[<prev] [next>] [<thread-prev] [thread-next>] [day] [month] [year] [list]
Message-ID: <0ce864f0-38b9-59cc-18ea-e071afca347d@gmail.com>
Date: Wed, 31 Oct 2018 17:53:22 -0700
From: Eric Dumazet <eric.dumazet@...il.com>
To: Christoph Paasch <cpaasch@...le.com>, netdev@...r.kernel.org
Cc: Ian Swett <ianswett@...gle.com>,
Leif Hedstrom <lhedstrom@...le.com>,
Jana Iyengar <jri.ietf@...il.com>
Subject: Re: [RFC 0/2] Delayed binding of UDP sockets for Quic per-connection
sockets
On 10/31/2018 04:26 PM, Christoph Paasch wrote:
> Implementations of Quic might want to create a separate socket for each
> Quic-connection by creating a connected UDP-socket.
>
Nice proposal, but I doubt a QUIC server can afford having one UDP socket per connection ?
It would add a huge overhead in term of memory usage in the kernel,
and lots of epoll events to manage (say a QUIC server with one million flows, receiving
very few packets per second per flow)
Maybe you could elaborate on the need of having one UDP socket per connection.

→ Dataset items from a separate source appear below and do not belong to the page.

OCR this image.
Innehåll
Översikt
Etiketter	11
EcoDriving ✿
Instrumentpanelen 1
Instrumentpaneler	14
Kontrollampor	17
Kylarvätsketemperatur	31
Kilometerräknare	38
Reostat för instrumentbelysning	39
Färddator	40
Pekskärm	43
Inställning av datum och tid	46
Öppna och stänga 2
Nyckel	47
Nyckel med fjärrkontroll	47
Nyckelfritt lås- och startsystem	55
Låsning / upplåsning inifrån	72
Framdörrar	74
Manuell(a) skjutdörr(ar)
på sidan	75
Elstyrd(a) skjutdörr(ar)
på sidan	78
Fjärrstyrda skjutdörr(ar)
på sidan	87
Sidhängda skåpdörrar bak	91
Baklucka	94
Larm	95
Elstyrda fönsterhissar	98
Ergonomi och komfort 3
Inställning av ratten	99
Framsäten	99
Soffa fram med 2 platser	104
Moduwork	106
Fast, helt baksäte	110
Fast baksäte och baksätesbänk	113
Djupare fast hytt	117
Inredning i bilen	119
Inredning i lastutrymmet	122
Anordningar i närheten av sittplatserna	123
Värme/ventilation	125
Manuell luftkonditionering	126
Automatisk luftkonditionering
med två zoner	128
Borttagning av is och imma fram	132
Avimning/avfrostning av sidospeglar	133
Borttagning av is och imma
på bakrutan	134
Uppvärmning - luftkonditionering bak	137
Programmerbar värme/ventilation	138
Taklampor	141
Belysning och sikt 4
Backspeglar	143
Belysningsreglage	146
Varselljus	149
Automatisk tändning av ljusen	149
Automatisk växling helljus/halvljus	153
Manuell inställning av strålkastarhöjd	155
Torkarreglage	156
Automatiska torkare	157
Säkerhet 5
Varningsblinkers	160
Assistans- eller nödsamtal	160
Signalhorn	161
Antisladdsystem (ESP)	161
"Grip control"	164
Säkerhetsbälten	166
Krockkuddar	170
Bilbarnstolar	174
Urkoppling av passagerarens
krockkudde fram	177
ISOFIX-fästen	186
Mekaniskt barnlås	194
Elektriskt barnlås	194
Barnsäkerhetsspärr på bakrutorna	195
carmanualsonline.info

> To achieve that on the server-side, a "master-socket" needs to wait for
> incoming new connections and then creates a new socket that will be a
> connected UDP-socket. To create that latter one, the server needs to
> first bind() and then connect(). However, after the bind() the server
> might already receive traffic on that new socket that is unrelated to the
> Quic-connection at hand. Only after the connect() a full 4-tuple match
> is happening. So, one can't really create this kind of a server that has
> a connected UDP-socket per Quic connection.
>
> So, what is needed is an "atomic bind & connect" that basically
> prevents any incoming traffic until the connect() call has been issued
> at which point the full 4-tuple is known.
>
>
> This patchset implements this functionality and exposes a socket-option
> to do this.
>
> Usage would be:
>
> int fd = socket(AF_INET, SOCK_DGRAM, IPPROTO_UDP);
>
> int val = 1;
> setsockopt(fd, SOL_SOCKET, SO_DELAYED_BIND, &val, sizeof(val));
>
> bind(fd, (struct sockaddr *)&src, sizeof(src));
>
> /* At this point, incoming traffic will never match on this socket */
>
> connect(fd, (struct sockaddr *)&dst, sizeof(dst));
>
> /* Only now incoming traffic will reach the socket */
>
>
>
> There is literally an infinite number of ways on how to implement it,
> which is why I first send it out as an RFC. With this approach here I
> chose the least invasive one, just preventing the match on the incoming
> path.
>
>
> The reason for choosing a SOL_SOCKET socket-option and not at the
> SOL_UDP-level is because that functionality actually could be useful for
> other protocols as well. E.g., TCP wants to better use the full 4-tuple space
> by binding to the source-IP and the destination-IP at the same time.
Passive TCP flows can not benefit from this idea.
Active TCP flows can already do that, I do not really understand what you are suggesting.